Но он хотел сделать из своей Деревни повесть, и отсюда вышли все недостатки его произведения, которых он легко бы мог миновать, если бы ограничился бессвязными внешним образом, но дышащими одной мыслию картинами деревенского быта крестьян. Неудачна также и его попытка затянуть во внутренний мир героини его повести, и вообще из его Акулины вышло лицо довольно бесцветное и неопределенное, именно потому, что он старался сделать из нее особенно интересное лицо. К недостаткам повести принадлежат и натянутые, изысканные и вычурные местами описания природы. Но, что касается собственно до очерков крестьянского быта, это - блестящая сторона произведения г. Григоровича. Он обнаружил тут много наблюдательности и знания дела и умел высказать то и другое в образах простых, истинных, верных, с замечательным талантом. Его Деревня - одно из лучших беллетристических произведений прошлого года".

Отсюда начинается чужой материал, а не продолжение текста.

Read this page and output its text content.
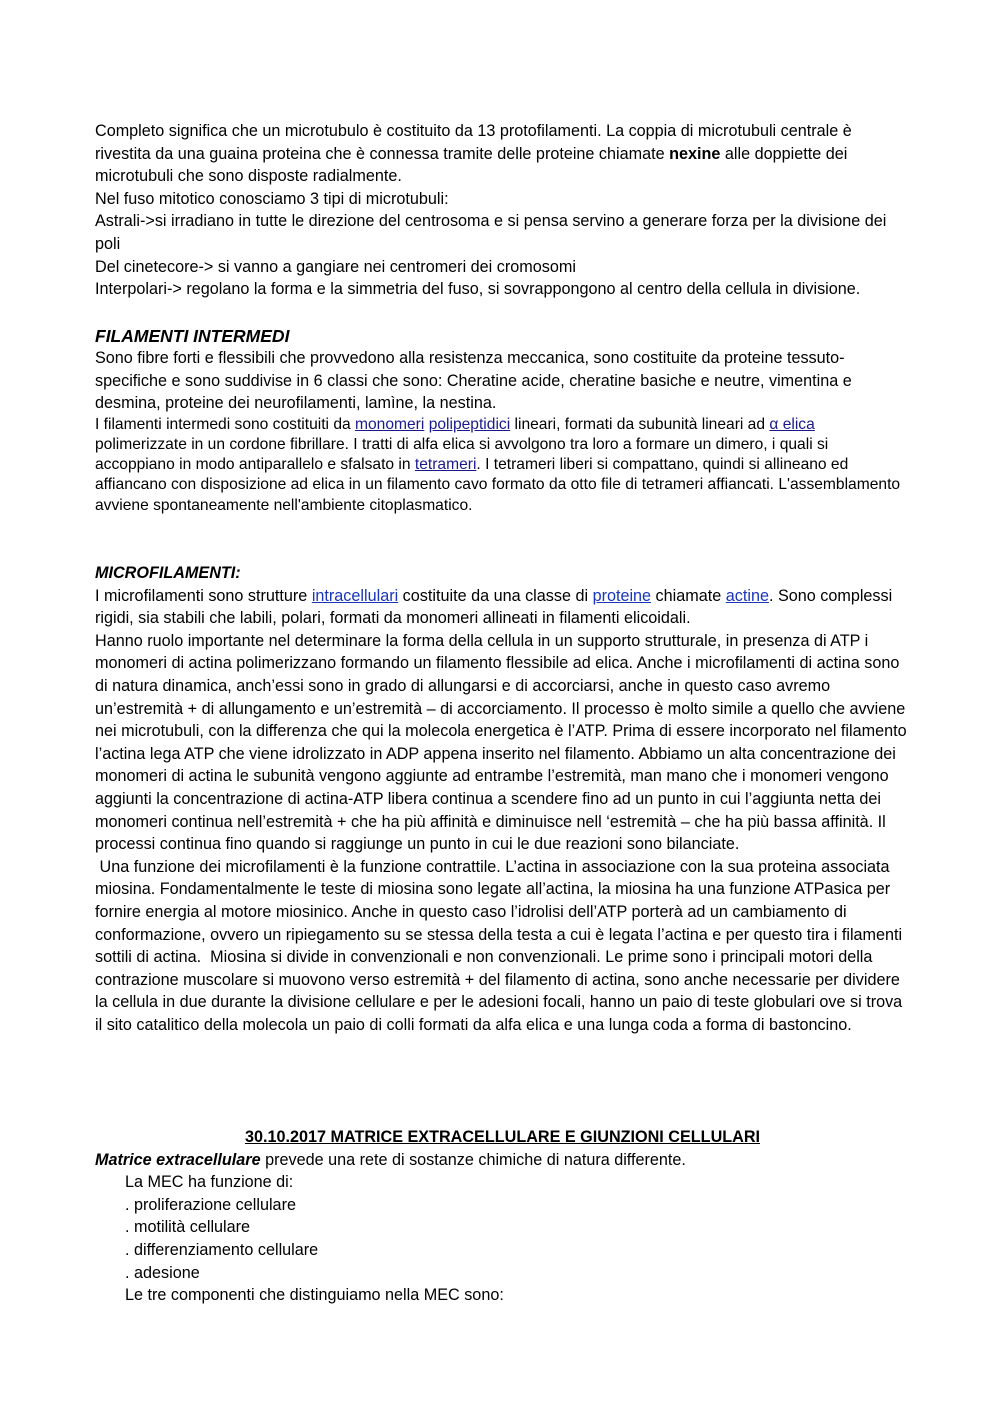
Completo significa che un microtubulo è costituito da 13 protofilamenti. La coppia di microtubuli centrale è rivestita da una guaina proteina che è connessa tramite delle proteine chiamate nexine alle doppiette dei microtubuli che sono disposte radialmente.

Nel fuso mitotico conosciamo 3 tipi di microtubuli:

Astrali->si irradiano in tutte le direzione del centrosoma e si pensa servino a generare forza per la divisione dei poli

Del cinetecore-> si vanno a gangiare nei centromeri dei cromosomi

Interpolari-> regolano la forma e la simmetria del fuso, si sovrappongono al centro della cellula in divisione.

FILAMENTI INTERMEDI

Sono fibre forti e flessibili che provvedono alla resistenza meccanica, sono costituite da proteine tessuto-specifiche e sono suddivise in 6 classi che sono: Cheratine acide, cheratine basiche e neutre, vimentina e desmina, proteine dei neurofilamenti, lamìne, la nestina.

I filamenti intermedi sono costituiti da monomeri polipeptidici lineari, formati da subunità lineari ad α elica polimerizzate in un cordone fibrillare. I tratti di alfa elica si avvolgono tra loro a formare un dimero, i quali si accoppiano in modo antiparallelo e sfalsato in tetrameri. I tetrameri liberi si compattano, quindi si allineano ed affiancano con disposizione ad elica in un filamento cavo formato da otto file di tetrameri affiancati. L'assemblamento avviene spontaneamente nell'ambiente citoplasmatico.

MICROFILAMENTI:

I microfilamenti sono strutture intracellulari costituite da una classe di proteine chiamate actine. Sono complessi rigidi, sia stabili che labili, polari, formati da monomeri allineati in filamenti elicoidali.

Hanno ruolo importante nel determinare la forma della cellula in un supporto strutturale, in presenza di ATP i monomeri di actina polimerizzano formando un filamento flessibile ad elica. Anche i microfilamenti di actina sono di natura dinamica, anch’essi sono in grado di allungarsi e di accorciarsi, anche in questo caso avremo un’estremità + di allungamento e un’estremità – di accorciamento. Il processo è molto simile a quello che avviene nei microtubuli, con la differenza che qui la molecola energetica è l’ATP. Prima di essere incorporato nel filamento l’actina lega ATP che viene idrolizzato in ADP appena inserito nel filamento. Abbiamo un alta concentrazione dei monomeri di actina le subunità vengono aggiunte ad entrambe l’estremità, man mano che i monomeri vengono aggiunti la concentrazione di actina-ATP libera continua a scendere fino ad un punto in cui l’aggiunta netta dei monomeri continua nell’estremità + che ha più affinità e diminuisce nell ‘estremità – che ha più bassa affinità. Il processi continua fino quando si raggiunge un punto in cui le due reazioni sono bilanciate.

Una funzione dei microfilamenti è la funzione contrattile. L’actina in associazione con la sua proteina associata miosina. Fondamentalmente le teste di miosina sono legate all’actina, la miosina ha una funzione ATPasica per fornire energia al motore miosinico. Anche in questo caso l’idrolisi dell’ATP porterà ad un cambiamento di conformazione, ovvero un ripiegamento su se stessa della testa a cui è legata l’actina e per questo tira i filamenti sottili di actina.  Miosina si divide in convenzionali e non convenzionali. Le prime sono i principali motori della contrazione muscolare si muovono verso estremità + del filamento di actina, sono anche necessarie per dividere la cellula in due durante la divisione cellulare e per le adesioni focali, hanno un paio di teste globulari ove si trova il sito catalitico della molecola un paio di colli formati da alfa elica e una lunga coda a forma di bastoncino.

30.10.2017 MATRICE EXTRACELLULARE E GIUNZIONI CELLULARI

Matrice extracellulare prevede una rete di sostanze chimiche di natura differente.

La MEC ha funzione di:

. proliferazione cellulare

. motilità cellulare

. differenziamento cellulare

. adesione

Le tre componenti che distinguiamo nella MEC sono:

Так судит критик. Он прав с своей точки зрения; но прав ли он с точки зрения редактора? Редактор, отвечающий перед публикою за журнал, может ли, положа руку на сердце, признать отзыв о повести г. Григоровича - не говорю справедливым, но безвредным для современной литературы?.. Почему же не принять и противоположного взгляда на вещи? - возразят нам.

О, это дело другое! Принимайте, если вам угодно; но не считайте себя за то представителем определенного образа мыслей, не говорите о направлении, о духе своего журнала, не выдавайте противоречий и разногласных мнений, напечатанных одним шрифтом и под одною оберткой, за журнал.